Several months after Beth's death, a package arrived from her husband. Inside was the book "Jesus Calling" by Sarah Young. A note accompanying the gift said that "Jesus Calling" had been the devotional guide Beth was using at the time of her death. I was touched by this kind gesture, leafed through the book, and then -- given the press of daily life -- laid it on my desk.

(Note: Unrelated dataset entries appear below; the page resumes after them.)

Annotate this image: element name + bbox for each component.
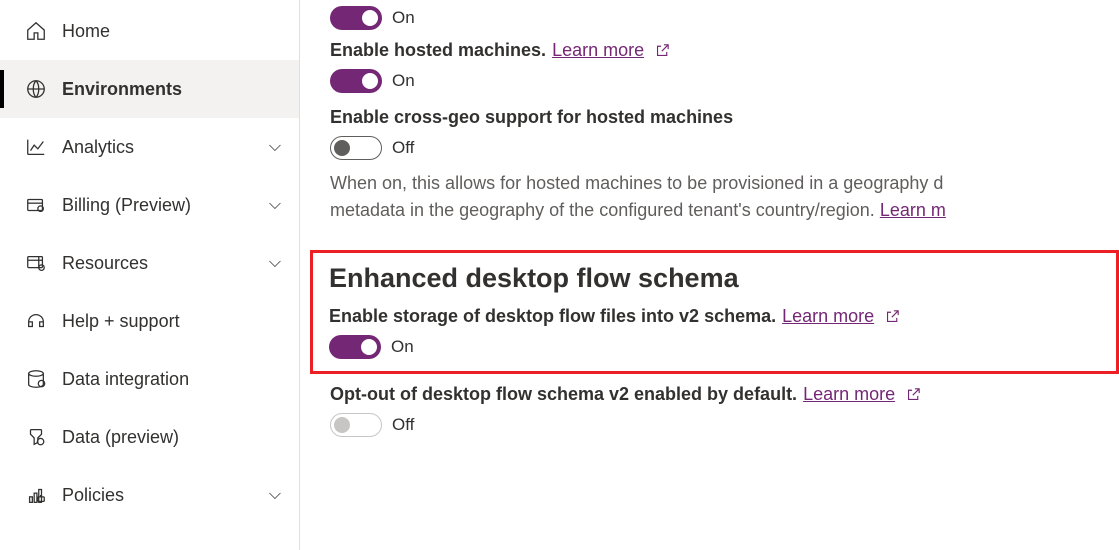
sidebar-item-label: Resources bbox=[62, 253, 269, 274]
toggle-optout[interactable] bbox=[330, 413, 382, 437]
sidebar-item-data-preview[interactable]: Data (preview) bbox=[0, 408, 299, 466]
sidebar-item-label: Home bbox=[62, 21, 281, 42]
external-link-icon bbox=[884, 308, 901, 325]
sidebar-item-environments[interactable]: Environments bbox=[0, 60, 299, 118]
toggle-state-label: On bbox=[391, 337, 414, 357]
toggle-state-label: Off bbox=[392, 415, 414, 435]
sidebar: Home Environments Analytics ⌵ Billing (P… bbox=[0, 0, 300, 550]
setting-optout: Opt-out of desktop flow schema v2 enable… bbox=[330, 384, 1119, 437]
billing-icon bbox=[24, 193, 48, 217]
resources-icon bbox=[24, 251, 48, 275]
sidebar-item-label: Policies bbox=[62, 485, 269, 506]
sidebar-item-home[interactable]: Home bbox=[0, 2, 299, 60]
learn-more-link[interactable]: Learn more bbox=[803, 384, 895, 405]
main-content: On Enable hosted machines. Learn more On… bbox=[300, 0, 1119, 550]
chevron-down-icon: ⌵ bbox=[269, 254, 281, 272]
sidebar-item-analytics[interactable]: Analytics ⌵ bbox=[0, 118, 299, 176]
sidebar-item-resources[interactable]: Resources ⌵ bbox=[0, 234, 299, 292]
data-integration-icon bbox=[24, 367, 48, 391]
setting-title: Enable hosted machines. bbox=[330, 40, 546, 61]
learn-more-link[interactable]: Learn more bbox=[782, 306, 874, 327]
toggle-state-label: On bbox=[392, 71, 415, 91]
sidebar-item-billing[interactable]: Billing (Preview) ⌵ bbox=[0, 176, 299, 234]
highlight-enhanced-schema: Enhanced desktop flow schema Enable stor… bbox=[310, 250, 1119, 374]
external-link-icon bbox=[654, 42, 671, 59]
setting-title: Opt-out of desktop flow schema v2 enable… bbox=[330, 384, 797, 405]
toggle-state-label: Off bbox=[392, 138, 414, 158]
chevron-down-icon: ⌵ bbox=[269, 486, 281, 504]
globe-icon bbox=[24, 77, 48, 101]
setting-title: Enable storage of desktop flow files int… bbox=[329, 306, 776, 327]
help-icon bbox=[24, 309, 48, 333]
sidebar-item-label: Environments bbox=[62, 79, 281, 100]
setting-title: Enable cross-geo support for hosted mach… bbox=[330, 107, 733, 128]
setting-cross-geo: Enable cross-geo support for hosted mach… bbox=[330, 107, 1119, 224]
toggle-row-generic: On bbox=[330, 0, 1119, 30]
sidebar-item-policies[interactable]: Policies ⌵ bbox=[0, 466, 299, 524]
section-heading: Enhanced desktop flow schema bbox=[329, 263, 1104, 294]
sidebar-item-label: Data integration bbox=[62, 369, 281, 390]
policies-icon bbox=[24, 483, 48, 507]
setting-hosted-machines: Enable hosted machines. Learn more On bbox=[330, 40, 1119, 93]
external-link-icon bbox=[905, 386, 922, 403]
toggle-switch[interactable] bbox=[330, 6, 382, 30]
cross-geo-description: When on, this allows for hosted machines… bbox=[330, 170, 1119, 224]
home-icon bbox=[24, 19, 48, 43]
sidebar-item-label: Help + support bbox=[62, 311, 281, 332]
toggle-v2-schema[interactable] bbox=[329, 335, 381, 359]
sidebar-item-label: Analytics bbox=[62, 137, 269, 158]
toggle-cross-geo[interactable] bbox=[330, 136, 382, 160]
data-preview-icon bbox=[24, 425, 48, 449]
analytics-icon bbox=[24, 135, 48, 159]
learn-more-link[interactable]: Learn m bbox=[880, 200, 946, 220]
toggle-hosted-machines[interactable] bbox=[330, 69, 382, 93]
learn-more-link[interactable]: Learn more bbox=[552, 40, 644, 61]
chevron-down-icon: ⌵ bbox=[269, 138, 281, 156]
toggle-state-label: On bbox=[392, 8, 415, 28]
chevron-down-icon: ⌵ bbox=[269, 196, 281, 214]
sidebar-item-label: Data (preview) bbox=[62, 427, 281, 448]
sidebar-item-label: Billing (Preview) bbox=[62, 195, 269, 216]
sidebar-item-help[interactable]: Help + support bbox=[0, 292, 299, 350]
sidebar-item-data-integration[interactable]: Data integration bbox=[0, 350, 299, 408]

Each time I passed my desk, I saw it and thought about the title. Before long, the book had indeed lived up to its name, and I couldn't resist "Jesus Calling" any longer. As I read each day's devotion, I soon discovered the strength and reassurance the book must have given Beth. Written as if Jesus himself is speaking, the devotionals gave me strength and reassurance, too. With each one, I felt peace in my soul and a powerful sense of Christ's undergirding love and constant attendance upon us.
So meaningful did my devotional time become that like all good things, I wanted to share it with my family and friends. I was hesitant at first. I have seldom discussed my beliefs with friends, but my conviction to share this book was strong. Eventually, I felt an urging I couldn't ignore and ordered seven copies as Christmas gifts. I sent one to our daughter, one to our daughter-in-law and others to our five close friends. With each, I enclosed the story of how "Jesus Calling" came to me and what reading it daily had meant.
Comments from those who received the book told me my risk had been worth it. Our daughter-in-law said, "This is a lovely gift," and for my birthday she gave me a sharing gift, "Devotions for Grandmothers." A friend who had received the book wrote, "The book is perfect and I love reading the daily messages. They help me especially in tough times." Another said, "Thank you for your thoughtful gift and accompanying heart-felt note. I will begin tomorrow with the Jan. 1 devotion. I am trying to focus more on my spiritual life."